When war tore through neighbouring Yugoslavia, a group of diplomats, historians and businessmen from 11 countries vowed they would do everything in their power to make sure such tragedy would not happen again. This was not an easy task, as they knew, but the CDRSEE and its founding fathers have never veered from their mission to start at the grassroots level and promote reconciliation and genuine democracy - lived and nurtured by civil society, as a path to peace. Their findings though disappointing, were not surprising. History teaching in the region is ethnocentric, rarely covering the history of neighbours. The ‘other side’ is always to blame. They decided to create a collection of joint workbooks for all these countries.
The collection’s added value lies in its new methodology, its multi-perspective approach and encouragement of critical thinking. The workbooks have struggled up a thorny path, from fierce resistance when they first appeared in 2004, to acceptance and recommendations to teachers from Ministries of Education in nearly all Western Balkan countries. The first four volumes, designed and written by the CDRSEE's History Education Committee, prominent experts from all over the region. covering the periods from the Ottoman Empire to World War II, have been published in 11 languages and have become an integral part of history teaching in Albania, Bosnia and Herzegovina, Croatia, Kosovo, Montenegro and Serbia. Pupils have the chance to see how ‘others’ perceive an event and examine different interpretations of a same event, to develop empathy and dispel prejudices. The second set of two books were published in 2016 and cover the Cold War and the transition in Southeast Europe up until 2008, thus including the Wars of the 1990s have just been published with the support of the Ministries of Education of all the aforementioned countries, thanks to the EU’s financial aid.

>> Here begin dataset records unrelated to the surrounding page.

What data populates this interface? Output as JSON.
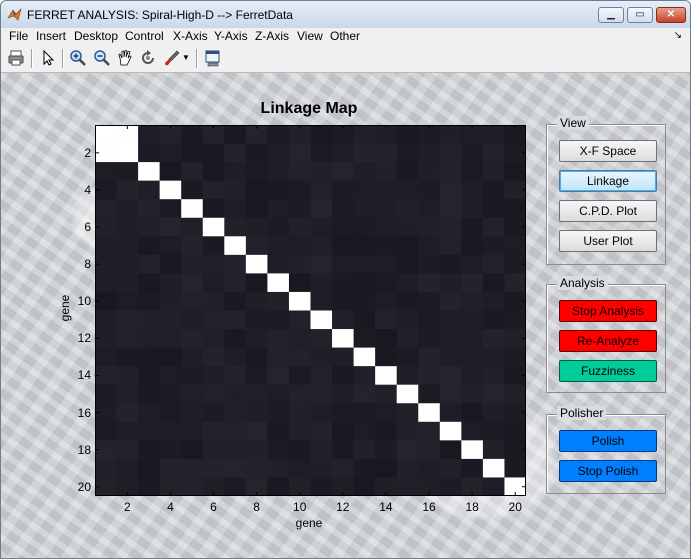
{
  "window": {
    "title": "FERRET ANALYSIS: Spiral-High-D --> FerretData",
    "controls": [
      "minimize-button",
      "maximize-button",
      "close-button"
    ]
  },
  "menu": {
    "items": [
      "File",
      "Insert",
      "Desktop",
      "Control",
      "X-Axis",
      "Y-Axis",
      "Z-Axis",
      "View",
      "Other"
    ],
    "overflow_glyph": "↘"
  },
  "toolbar": {
    "icons": [
      "print-icon",
      "pointer-icon",
      "zoom-in-icon",
      "zoom-out-icon",
      "pan-hand-icon",
      "rotate-icon",
      "data-brush-icon",
      "brush-dropdown-icon",
      "link-plot-icon"
    ]
  },
  "plot": {
    "title": "Linkage Map",
    "xlabel": "gene",
    "ylabel": "gene",
    "xticks": [
      "2",
      "4",
      "6",
      "8",
      "10",
      "12",
      "14",
      "16",
      "18",
      "20"
    ],
    "yticks": [
      "2",
      "4",
      "6",
      "8",
      "10",
      "12",
      "14",
      "16",
      "18",
      "20"
    ],
    "colors": {
      "background": "#1f1f26",
      "diagonal": "#ffffff"
    }
  },
  "chart_data": {
    "type": "heatmap",
    "title": "Linkage Map",
    "xlabel": "gene",
    "ylabel": "gene",
    "x": [
      1,
      2,
      3,
      4,
      5,
      6,
      7,
      8,
      9,
      10,
      11,
      12,
      13,
      14,
      15,
      16,
      17,
      18,
      19,
      20
    ],
    "y": [
      1,
      2,
      3,
      4,
      5,
      6,
      7,
      8,
      9,
      10,
      11,
      12,
      13,
      14,
      15,
      16,
      17,
      18,
      19,
      20
    ],
    "description_values": "diagonal cells = 1.0 (white); genes 1-2 strongly linked (~0.95); all other cells near 0 (dark)",
    "high_cells": [
      [
        1,
        1,
        1.0
      ],
      [
        1,
        2,
        0.95
      ],
      [
        2,
        1,
        0.95
      ],
      [
        2,
        2,
        1.0
      ]
    ]
  },
  "panels": {
    "view": {
      "title": "View",
      "buttons": [
        "X-F Space",
        "Linkage",
        "C.P.D. Plot",
        "User Plot"
      ],
      "active": "Linkage"
    },
    "analysis": {
      "title": "Analysis",
      "buttons": [
        "Stop Analysis",
        "Re-Analyze",
        "Fuzziness"
      ]
    },
    "polisher": {
      "title": "Polisher",
      "buttons": [
        "Polish",
        "Stop Polish"
      ]
    }
  }
}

A crucial accomplishment, the CDRSEE has developed close working relationships with most of the Ministries of Education and Teacher Associations across the Balkans. Through these working relationships, the JHP provides on-going teacher training, outreach and media work. The number of teachers who have been trained to use the JHP materials and tailor the books and lessons to their classrooms continues to grow, and an estimated half a million students have been touched by the JHP over the years.
In addition to receiving positive feedback from teachers and students, the JHP has been recognized and funded by more than 25 donors since its initiation. In 2013, the CDRSEE was awarded the Friedrich-Ebert-Stiftung Human Rights Award, in large part for the impact the Center has had on expanding multi-perspective education through the JHP. The European Parliament recommended the JHP in 2009 for its impact and effectiveness, and the EU Monitoring Report of April 2012 acknowledged the excellent work achieved by the JHP in terms of sustainability, effectiveness and impact. In 2010, a team from USAID published a very positive overview of the work and impact of the JHP.
"Internationally, the History Workbooks have become effective advocacy tools for further raising awareness and putting on the EU policy agenda the importance of multi-perspective history teaching in promoting reconciliation," the USAID report stated. "It is critical that the JHP work continue in order to sustain achievements and impacts, especially in the current context of nationalism that still exists in the region."
In its nearly two decades, the CDRSEE has touched the lives of millions, by creating and implementing a variety of civil society projects that help achieve what our founders knew were key: reconciliation, democracy and economic development. Change takes time and the results are now are now self-evident.